Julie turned her head and gaped at him, her expression making it eloquently clear she found his "concern" for her not only completely revolting, but insane. She was on the verge of telling him that, but she remembered the gun in his pocket, so she took the coffee in a shaking hand and turned away from him, sipping it and staring at the road ahead.

Beside her, Zack watched the telltale trembling of the coffee cup as she raised it to her lips, and he felt a ridiculous urge to apologize for terrifying her like this. She had a lovely profile he thought, studying her face in the light of the dashboard, with a small nose and stubborn chin and high cheekbones. She also had magnificent eyes, he decided, thinking of the way they'd shot sparks at him a few minutes ago. Spectacular eyes. He felt a sharp stab of guilty shame for using and frightening this innocent girl who'd been trying to be a good Samaritan—and because he had every intention of continuing to use her, he felt like the animal everybody believed he was.
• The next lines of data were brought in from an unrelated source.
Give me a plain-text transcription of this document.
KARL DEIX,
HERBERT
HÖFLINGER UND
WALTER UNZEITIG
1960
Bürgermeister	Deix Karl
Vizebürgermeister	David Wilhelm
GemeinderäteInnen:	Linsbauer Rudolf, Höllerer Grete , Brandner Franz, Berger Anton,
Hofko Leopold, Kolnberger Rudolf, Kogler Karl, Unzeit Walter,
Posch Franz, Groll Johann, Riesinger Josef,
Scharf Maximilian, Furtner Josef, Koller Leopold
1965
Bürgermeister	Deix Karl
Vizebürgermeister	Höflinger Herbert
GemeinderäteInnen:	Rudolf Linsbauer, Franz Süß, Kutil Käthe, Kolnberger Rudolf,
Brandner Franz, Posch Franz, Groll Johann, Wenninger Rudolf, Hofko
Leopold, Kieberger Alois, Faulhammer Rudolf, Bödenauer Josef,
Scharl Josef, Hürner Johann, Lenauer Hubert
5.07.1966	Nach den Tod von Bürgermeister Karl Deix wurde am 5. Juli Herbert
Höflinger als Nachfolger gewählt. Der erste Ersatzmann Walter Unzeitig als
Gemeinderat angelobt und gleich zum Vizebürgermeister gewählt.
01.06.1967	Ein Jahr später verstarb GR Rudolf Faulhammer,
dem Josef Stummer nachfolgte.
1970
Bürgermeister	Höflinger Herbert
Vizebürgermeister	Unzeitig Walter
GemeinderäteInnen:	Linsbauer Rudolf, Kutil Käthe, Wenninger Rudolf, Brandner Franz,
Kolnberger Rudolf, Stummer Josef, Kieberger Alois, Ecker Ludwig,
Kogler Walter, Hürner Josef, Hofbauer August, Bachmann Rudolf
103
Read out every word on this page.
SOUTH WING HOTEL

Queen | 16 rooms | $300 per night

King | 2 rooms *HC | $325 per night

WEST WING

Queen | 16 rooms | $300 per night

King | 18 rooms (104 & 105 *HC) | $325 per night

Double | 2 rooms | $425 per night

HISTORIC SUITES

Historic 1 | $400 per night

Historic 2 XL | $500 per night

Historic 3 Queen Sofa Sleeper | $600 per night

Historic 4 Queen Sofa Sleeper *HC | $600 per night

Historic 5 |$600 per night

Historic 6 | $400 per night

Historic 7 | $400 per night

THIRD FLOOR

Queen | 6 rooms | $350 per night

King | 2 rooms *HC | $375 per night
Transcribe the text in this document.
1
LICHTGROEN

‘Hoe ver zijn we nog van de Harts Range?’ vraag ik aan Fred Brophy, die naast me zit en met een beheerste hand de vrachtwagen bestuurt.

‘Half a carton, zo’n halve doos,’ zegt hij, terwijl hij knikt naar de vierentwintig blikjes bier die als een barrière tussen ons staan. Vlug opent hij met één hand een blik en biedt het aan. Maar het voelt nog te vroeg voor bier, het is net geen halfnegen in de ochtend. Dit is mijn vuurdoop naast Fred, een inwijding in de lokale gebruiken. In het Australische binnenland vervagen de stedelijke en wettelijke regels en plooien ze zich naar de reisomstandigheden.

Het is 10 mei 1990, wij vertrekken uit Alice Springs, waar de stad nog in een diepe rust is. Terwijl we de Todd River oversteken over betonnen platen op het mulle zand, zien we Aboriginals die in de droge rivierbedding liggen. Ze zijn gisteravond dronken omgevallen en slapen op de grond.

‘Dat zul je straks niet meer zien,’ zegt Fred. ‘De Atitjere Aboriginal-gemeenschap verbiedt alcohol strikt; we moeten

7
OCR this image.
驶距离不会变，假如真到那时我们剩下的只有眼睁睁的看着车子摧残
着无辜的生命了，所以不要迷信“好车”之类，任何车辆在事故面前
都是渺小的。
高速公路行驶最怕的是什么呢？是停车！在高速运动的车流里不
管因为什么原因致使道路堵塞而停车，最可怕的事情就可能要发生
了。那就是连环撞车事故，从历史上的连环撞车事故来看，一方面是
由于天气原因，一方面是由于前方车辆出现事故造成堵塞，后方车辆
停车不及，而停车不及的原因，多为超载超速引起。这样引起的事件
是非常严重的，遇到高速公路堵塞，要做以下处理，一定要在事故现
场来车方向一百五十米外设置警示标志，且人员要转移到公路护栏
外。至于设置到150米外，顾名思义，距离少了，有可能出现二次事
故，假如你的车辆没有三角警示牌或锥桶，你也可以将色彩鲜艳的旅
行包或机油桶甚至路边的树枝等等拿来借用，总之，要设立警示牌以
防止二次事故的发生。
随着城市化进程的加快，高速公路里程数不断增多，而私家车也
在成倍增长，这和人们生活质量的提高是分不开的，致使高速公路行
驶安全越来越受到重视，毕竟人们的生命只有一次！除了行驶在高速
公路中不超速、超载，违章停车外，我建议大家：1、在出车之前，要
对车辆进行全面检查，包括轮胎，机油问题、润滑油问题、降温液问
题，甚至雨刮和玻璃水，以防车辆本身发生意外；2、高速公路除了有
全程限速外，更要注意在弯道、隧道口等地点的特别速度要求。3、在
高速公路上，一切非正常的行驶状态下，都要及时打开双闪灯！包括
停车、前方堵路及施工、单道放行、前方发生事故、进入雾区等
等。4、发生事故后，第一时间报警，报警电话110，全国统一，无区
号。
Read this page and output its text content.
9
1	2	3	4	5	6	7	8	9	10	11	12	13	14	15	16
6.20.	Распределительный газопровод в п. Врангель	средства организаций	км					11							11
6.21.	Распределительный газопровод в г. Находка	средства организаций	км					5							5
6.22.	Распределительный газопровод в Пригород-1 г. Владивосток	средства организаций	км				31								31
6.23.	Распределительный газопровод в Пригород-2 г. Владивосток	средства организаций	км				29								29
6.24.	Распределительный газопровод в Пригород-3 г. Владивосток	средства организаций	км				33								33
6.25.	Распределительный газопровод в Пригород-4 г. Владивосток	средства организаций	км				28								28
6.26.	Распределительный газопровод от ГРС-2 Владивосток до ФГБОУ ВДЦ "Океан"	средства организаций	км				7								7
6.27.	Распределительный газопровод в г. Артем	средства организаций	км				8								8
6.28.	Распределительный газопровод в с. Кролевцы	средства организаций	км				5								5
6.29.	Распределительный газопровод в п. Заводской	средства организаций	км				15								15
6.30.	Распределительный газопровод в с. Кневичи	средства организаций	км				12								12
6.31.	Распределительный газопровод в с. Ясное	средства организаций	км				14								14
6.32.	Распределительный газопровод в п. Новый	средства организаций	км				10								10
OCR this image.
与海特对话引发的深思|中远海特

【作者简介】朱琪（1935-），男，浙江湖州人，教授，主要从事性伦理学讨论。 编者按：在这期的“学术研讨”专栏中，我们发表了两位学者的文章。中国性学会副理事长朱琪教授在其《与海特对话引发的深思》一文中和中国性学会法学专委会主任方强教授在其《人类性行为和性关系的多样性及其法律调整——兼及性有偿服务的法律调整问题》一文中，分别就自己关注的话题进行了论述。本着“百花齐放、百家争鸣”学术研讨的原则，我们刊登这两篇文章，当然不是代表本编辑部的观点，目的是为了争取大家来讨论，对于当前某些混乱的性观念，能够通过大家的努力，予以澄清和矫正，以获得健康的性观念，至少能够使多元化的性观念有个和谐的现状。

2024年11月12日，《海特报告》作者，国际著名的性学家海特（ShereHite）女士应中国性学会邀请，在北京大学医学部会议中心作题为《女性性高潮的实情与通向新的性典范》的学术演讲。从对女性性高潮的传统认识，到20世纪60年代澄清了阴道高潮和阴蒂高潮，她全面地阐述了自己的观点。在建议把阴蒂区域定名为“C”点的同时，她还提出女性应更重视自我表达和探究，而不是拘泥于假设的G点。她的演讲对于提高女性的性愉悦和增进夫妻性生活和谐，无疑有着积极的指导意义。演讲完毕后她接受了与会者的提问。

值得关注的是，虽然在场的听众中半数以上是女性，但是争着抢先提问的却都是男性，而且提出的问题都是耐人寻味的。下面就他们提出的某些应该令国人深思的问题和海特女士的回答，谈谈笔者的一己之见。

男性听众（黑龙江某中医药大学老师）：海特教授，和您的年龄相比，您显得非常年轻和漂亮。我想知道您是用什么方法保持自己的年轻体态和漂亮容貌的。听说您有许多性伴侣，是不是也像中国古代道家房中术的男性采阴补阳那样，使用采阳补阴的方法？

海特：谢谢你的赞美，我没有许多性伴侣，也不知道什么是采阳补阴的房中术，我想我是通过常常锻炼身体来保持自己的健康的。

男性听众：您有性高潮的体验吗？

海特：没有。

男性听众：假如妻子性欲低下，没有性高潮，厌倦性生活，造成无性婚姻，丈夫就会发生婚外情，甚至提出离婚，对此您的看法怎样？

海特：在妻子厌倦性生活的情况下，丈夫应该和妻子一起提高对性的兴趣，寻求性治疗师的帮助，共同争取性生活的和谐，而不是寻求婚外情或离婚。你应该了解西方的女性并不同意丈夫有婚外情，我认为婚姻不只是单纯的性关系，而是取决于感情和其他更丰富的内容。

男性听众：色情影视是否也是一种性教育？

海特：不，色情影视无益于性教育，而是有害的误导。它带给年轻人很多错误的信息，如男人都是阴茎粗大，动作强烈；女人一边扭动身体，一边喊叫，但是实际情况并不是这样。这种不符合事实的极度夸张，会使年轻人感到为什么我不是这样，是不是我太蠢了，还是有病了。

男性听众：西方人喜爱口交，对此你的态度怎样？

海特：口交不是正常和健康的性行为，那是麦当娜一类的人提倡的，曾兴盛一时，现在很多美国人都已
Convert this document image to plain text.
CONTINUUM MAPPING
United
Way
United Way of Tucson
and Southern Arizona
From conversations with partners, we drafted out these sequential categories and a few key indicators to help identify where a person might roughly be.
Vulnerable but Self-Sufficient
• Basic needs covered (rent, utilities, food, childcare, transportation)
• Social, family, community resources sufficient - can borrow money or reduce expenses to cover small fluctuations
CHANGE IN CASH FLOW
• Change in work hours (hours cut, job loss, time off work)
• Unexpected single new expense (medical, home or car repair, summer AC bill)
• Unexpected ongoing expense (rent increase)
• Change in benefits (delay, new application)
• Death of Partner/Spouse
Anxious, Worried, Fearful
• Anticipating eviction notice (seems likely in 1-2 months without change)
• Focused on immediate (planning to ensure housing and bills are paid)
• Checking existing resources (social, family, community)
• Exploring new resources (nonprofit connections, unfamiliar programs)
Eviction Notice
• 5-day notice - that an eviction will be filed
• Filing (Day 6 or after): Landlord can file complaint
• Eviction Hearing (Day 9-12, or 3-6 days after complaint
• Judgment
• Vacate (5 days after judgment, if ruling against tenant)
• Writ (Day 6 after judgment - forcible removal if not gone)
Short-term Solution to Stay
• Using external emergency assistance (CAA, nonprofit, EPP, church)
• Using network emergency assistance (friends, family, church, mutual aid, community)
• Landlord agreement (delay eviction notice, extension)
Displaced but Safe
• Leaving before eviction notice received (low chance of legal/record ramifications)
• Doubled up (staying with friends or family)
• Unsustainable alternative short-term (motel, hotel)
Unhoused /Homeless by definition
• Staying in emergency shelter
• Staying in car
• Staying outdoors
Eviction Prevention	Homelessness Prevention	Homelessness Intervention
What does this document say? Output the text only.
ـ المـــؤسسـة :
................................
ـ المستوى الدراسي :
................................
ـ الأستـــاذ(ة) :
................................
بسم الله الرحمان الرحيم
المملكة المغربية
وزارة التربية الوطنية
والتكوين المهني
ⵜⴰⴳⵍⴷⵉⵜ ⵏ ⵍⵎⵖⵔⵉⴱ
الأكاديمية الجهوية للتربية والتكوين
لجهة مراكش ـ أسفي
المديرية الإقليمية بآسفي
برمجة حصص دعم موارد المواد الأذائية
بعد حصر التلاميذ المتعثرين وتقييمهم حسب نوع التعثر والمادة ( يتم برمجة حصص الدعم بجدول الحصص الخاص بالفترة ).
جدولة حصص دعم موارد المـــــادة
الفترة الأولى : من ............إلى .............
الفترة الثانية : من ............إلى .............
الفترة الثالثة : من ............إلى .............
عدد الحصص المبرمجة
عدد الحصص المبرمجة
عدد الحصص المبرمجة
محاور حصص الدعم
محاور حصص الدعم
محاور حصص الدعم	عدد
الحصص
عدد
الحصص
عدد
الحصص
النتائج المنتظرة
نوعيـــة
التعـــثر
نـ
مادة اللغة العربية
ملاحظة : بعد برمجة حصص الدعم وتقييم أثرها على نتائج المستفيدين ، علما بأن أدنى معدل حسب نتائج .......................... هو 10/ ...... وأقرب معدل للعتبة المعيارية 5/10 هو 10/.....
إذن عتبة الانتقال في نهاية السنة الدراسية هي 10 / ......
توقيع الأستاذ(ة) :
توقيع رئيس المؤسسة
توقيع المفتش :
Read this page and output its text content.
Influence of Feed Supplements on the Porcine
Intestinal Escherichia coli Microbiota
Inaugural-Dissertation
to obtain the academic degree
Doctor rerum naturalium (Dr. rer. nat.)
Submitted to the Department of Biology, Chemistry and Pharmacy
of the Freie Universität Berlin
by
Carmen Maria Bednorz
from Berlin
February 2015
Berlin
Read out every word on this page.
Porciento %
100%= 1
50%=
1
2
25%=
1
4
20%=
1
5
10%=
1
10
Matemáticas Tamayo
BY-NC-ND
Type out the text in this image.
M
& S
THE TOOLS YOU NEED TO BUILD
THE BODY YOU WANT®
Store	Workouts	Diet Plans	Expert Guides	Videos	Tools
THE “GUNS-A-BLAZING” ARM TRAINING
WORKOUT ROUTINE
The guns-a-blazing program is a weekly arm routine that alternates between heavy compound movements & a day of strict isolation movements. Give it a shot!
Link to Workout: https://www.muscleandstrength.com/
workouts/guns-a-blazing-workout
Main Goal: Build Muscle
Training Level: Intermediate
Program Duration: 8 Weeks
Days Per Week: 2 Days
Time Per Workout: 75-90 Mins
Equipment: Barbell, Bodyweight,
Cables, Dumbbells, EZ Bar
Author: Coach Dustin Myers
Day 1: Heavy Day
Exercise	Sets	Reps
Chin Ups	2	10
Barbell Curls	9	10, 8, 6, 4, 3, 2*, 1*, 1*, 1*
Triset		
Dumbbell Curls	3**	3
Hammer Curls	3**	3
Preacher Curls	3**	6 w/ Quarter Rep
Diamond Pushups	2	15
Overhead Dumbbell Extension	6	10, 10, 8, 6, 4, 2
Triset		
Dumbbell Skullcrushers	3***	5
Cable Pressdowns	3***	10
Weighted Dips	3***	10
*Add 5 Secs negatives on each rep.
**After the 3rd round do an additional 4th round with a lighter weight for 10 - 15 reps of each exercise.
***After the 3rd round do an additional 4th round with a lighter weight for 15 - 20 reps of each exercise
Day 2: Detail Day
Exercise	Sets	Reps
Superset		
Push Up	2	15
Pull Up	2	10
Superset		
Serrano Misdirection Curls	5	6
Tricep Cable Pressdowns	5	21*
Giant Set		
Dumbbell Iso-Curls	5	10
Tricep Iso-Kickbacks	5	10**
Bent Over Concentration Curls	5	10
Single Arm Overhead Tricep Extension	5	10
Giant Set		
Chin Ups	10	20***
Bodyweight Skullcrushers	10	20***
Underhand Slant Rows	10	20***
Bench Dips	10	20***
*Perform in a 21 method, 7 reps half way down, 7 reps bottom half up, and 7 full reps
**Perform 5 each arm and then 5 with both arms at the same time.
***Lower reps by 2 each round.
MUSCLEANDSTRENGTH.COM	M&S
To silence his conscience, he resolved to make things as easy on her as he possibly could, which led him to decide to engage her in further conversation.

He'd noticed she wore no wedding ring, which meant she wasn't married. He tried to remember what people—civilized people on the "outside"—talked about for idle conversation, and he finally said, "Do you like teaching?"

She turned again, her incredible eyes wide with suppressed antagonism. "Do you expect me," she uttered in disbelief, "to engage in polite small talk with you?"

"Yes!" he snapped, irrationally angry at her reluctance to let him make amends. "I do. Start talking!"

"I love teaching," Julie shot back shakily, hating how easily he could intimidate her. "How far do you intend for me to drive you?" she demanded as they passed a sign that said the Oklahoma border was twenty miles away.

"Oklahoma," Zack said, half-truthfully.

Chapter 19

"We're in Oklahoma," Julie pointed out the instant they drove past the sign announcing they were there.

He shot her a look of grim amusement. "I see that."

"Well? Where do you want to get out?"

"Keep driving."

"Keep driving?" she cried in nervous fury. "Now look, you miserable— I'm not driving you all the way to Colorado!"

Zack had his answer, she knew where he was going.

"I won't do it!" Julie warned shakily, unaware that she had just sealed her fate. "I can't."

With an inner sigh at the battle she was bound to wage, he said, "Yes, Ms. Mathison, you can. And you will."

His unflappable calm was the last straw. "Go to hell!" Julie cried, swinging the steering wheel hard to the right before he could stop her and sending the vehicle careening onto the shoulder as she slammed on the brakes and brought it to a lurching stop. "Take the car!" she pleaded. "Take it and leave me here. I won't tell anyone I've seen you or where you're going. I swear I won't tell anyone."